Step-by-step explanation:
The question given is a probability question involving the use of the normal distribution to find the probability that a random sample of 199 households contains more than 74 but fewer than 111 households with personal computers, given that 60% of households have them. To solve this, we need to calculate the mean and standard deviation for the number of households with personal computers in the sample, which can be found as follows:
Mean (μ) = n * p = 199 * 60% = 119.4
Standard Deviation (σ) = sqrt(n * p * (1 - p)) = sqrt(199 * 60% * 40%) ≈ 6.85
Next, we calculate the z-scores for 74 and 111 households:
Z for 74 = (74 - 119.4) / 6.85 ≈ -6.63 (rounded to 2 decimal places)

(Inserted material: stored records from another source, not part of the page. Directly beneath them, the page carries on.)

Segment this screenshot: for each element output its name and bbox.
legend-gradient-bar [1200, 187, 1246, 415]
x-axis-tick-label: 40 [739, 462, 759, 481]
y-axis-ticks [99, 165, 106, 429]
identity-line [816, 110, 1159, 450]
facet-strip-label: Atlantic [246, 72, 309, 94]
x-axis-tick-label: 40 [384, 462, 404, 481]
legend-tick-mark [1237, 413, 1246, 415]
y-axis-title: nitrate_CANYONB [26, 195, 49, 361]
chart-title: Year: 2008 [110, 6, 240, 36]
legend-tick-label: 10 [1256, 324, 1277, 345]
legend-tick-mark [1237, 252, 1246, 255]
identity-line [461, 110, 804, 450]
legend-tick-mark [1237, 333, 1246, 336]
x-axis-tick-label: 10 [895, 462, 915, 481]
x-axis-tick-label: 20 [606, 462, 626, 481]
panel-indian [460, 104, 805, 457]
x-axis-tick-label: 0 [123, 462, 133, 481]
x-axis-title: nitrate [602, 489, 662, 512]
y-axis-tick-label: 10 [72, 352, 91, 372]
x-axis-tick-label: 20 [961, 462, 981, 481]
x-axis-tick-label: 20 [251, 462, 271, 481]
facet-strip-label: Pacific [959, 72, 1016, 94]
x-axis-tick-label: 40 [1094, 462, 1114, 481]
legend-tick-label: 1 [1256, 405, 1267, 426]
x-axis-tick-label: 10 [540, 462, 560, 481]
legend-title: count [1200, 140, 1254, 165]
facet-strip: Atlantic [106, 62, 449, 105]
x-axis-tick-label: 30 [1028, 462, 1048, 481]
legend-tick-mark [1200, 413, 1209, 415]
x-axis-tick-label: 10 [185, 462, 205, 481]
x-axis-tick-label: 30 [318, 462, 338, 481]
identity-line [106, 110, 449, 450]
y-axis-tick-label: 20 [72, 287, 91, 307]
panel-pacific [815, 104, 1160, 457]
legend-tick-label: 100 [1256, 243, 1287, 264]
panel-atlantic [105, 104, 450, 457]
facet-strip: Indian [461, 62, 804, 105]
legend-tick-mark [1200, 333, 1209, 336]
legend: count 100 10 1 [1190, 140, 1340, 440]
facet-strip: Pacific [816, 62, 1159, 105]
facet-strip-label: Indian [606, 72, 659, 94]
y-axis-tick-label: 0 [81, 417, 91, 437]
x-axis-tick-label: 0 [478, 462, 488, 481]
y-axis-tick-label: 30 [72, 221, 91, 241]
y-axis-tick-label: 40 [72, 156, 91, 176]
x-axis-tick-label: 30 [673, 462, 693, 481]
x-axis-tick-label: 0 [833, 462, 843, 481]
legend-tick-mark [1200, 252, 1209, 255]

Z for 111 = (111 - 119.4) / 6.85 ≈ -1.23 (rounded to 2 decimal places)
We then use the normal distribution to find the probabilities associated with these z-scores. We would typically use a statistical calculator or table to find:
P(74 < X < 111) = P(Z < -1.23) - P(Z < -6.63)
Since the probability associated with Z < -6.63 is virtually 0, the probability is mainly determined by Z < -1.23.
The final probability is then estimated using the normal distribution, usually with the help of statistical software or a standard normal distribution table.